The government plans to invest more than 100 billion yuan ($15 billion) over the next five years to ensure enough farmland to guarantee China's food security, the Ministry of Land and Resources said over the weekend.
The investment will improve about 4 million hectares of land and replenish an additional 670,000 hectares of arable land in major grain producing areas. These are Hebei, Jilin, Heilongjiang, Jiangsu, Anhui, Jiangxi, Shandong and Hubei provinces, and the Inner Mongolia and Guangxi Zhuang autonomous regions.
The plan will add 10 million tons to China's annual grain capacity, the ministry, which supervises land use, said.
"We need to protect the arable land base for grain security while also providing land for economic development," Minister of Land and Resources Xu Shaoshi said.
"It's a dilemma. To solve the problem, we need to use land more economically, reduce farmland seizures for industrial and residential use, and try all means available to increase our country's arable land area."

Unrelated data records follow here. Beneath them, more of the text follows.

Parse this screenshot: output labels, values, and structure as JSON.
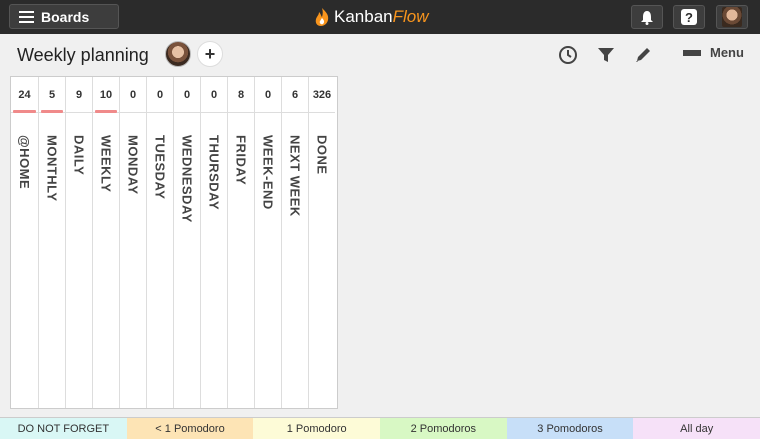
{
  "topbar": {
    "boards_label": "Boards",
    "logo_part1": "Kanban",
    "logo_part2": "Flow"
  },
  "board": {
    "title": "Weekly planning",
    "add_label": "+",
    "menu_label": "Menu"
  },
  "columns": [
    {
      "name": "@HOME",
      "count": "24",
      "over_limit": true
    },
    {
      "name": "MONTHLY",
      "count": "5",
      "over_limit": true
    },
    {
      "name": "DAILY",
      "count": "9",
      "over_limit": false
    },
    {
      "name": "WEEKLY",
      "count": "10",
      "over_limit": true
    },
    {
      "name": "MONDAY",
      "count": "0",
      "over_limit": false
    },
    {
      "name": "TUESDAY",
      "count": "0",
      "over_limit": false
    },
    {
      "name": "WEDNESDAY",
      "count": "0",
      "over_limit": false
    },
    {
      "name": "THURSDAY",
      "count": "0",
      "over_limit": false
    },
    {
      "name": "FRIDAY",
      "count": "8",
      "over_limit": false
    },
    {
      "name": "WEEK-END",
      "count": "0",
      "over_limit": false
    },
    {
      "name": "NEXT WEEK",
      "count": "6",
      "over_limit": false
    },
    {
      "name": "DONE",
      "count": "326",
      "over_limit": false
    }
  ],
  "legend": [
    {
      "label": "DO NOT FORGET",
      "color": "#d9f7f5"
    },
    {
      "label": "< 1 Pomodoro",
      "color": "#fde4b5"
    },
    {
      "label": "1 Pomodoro",
      "color": "#fdfbd7"
    },
    {
      "label": "2 Pomodoros",
      "color": "#d8f8c4"
    },
    {
      "label": "3 Pomodoros",
      "color": "#c7dff8"
    },
    {
      "label": "All day",
      "color": "#f6e1f8"
    }
  ],
  "icons": [
    "menu-icon",
    "kanbanflow-logo-icon",
    "bell-icon",
    "help-icon",
    "user-avatar",
    "clock-icon",
    "filter-icon",
    "pencil-icon"
  ]
}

China began improving its farmland's per-unit grain production capacity by upgrading the ecological environment for cultivation beginning in 2008. The move was made to alleviate food security concerns over shrinking arable land amid the country's rapid economic growth and urbanization.
The government has improved 4 million hectares of farmland and turned another 1.33 million hectares of reserve land into arable farmland, boosting its cultivated land productivity by about 10 to 20 percent, the ministry said.
China's grain output rose 2.9 percent year-on-year in 2010 to 546.41 million tons, marking the seventh consecutive year of growth, preliminary figures released by the National Bureau of Statistics earlier this month said.
The country's grain production area also expanded 0.8 percent from a year earlier to 109.87 million hectares, the bureau said.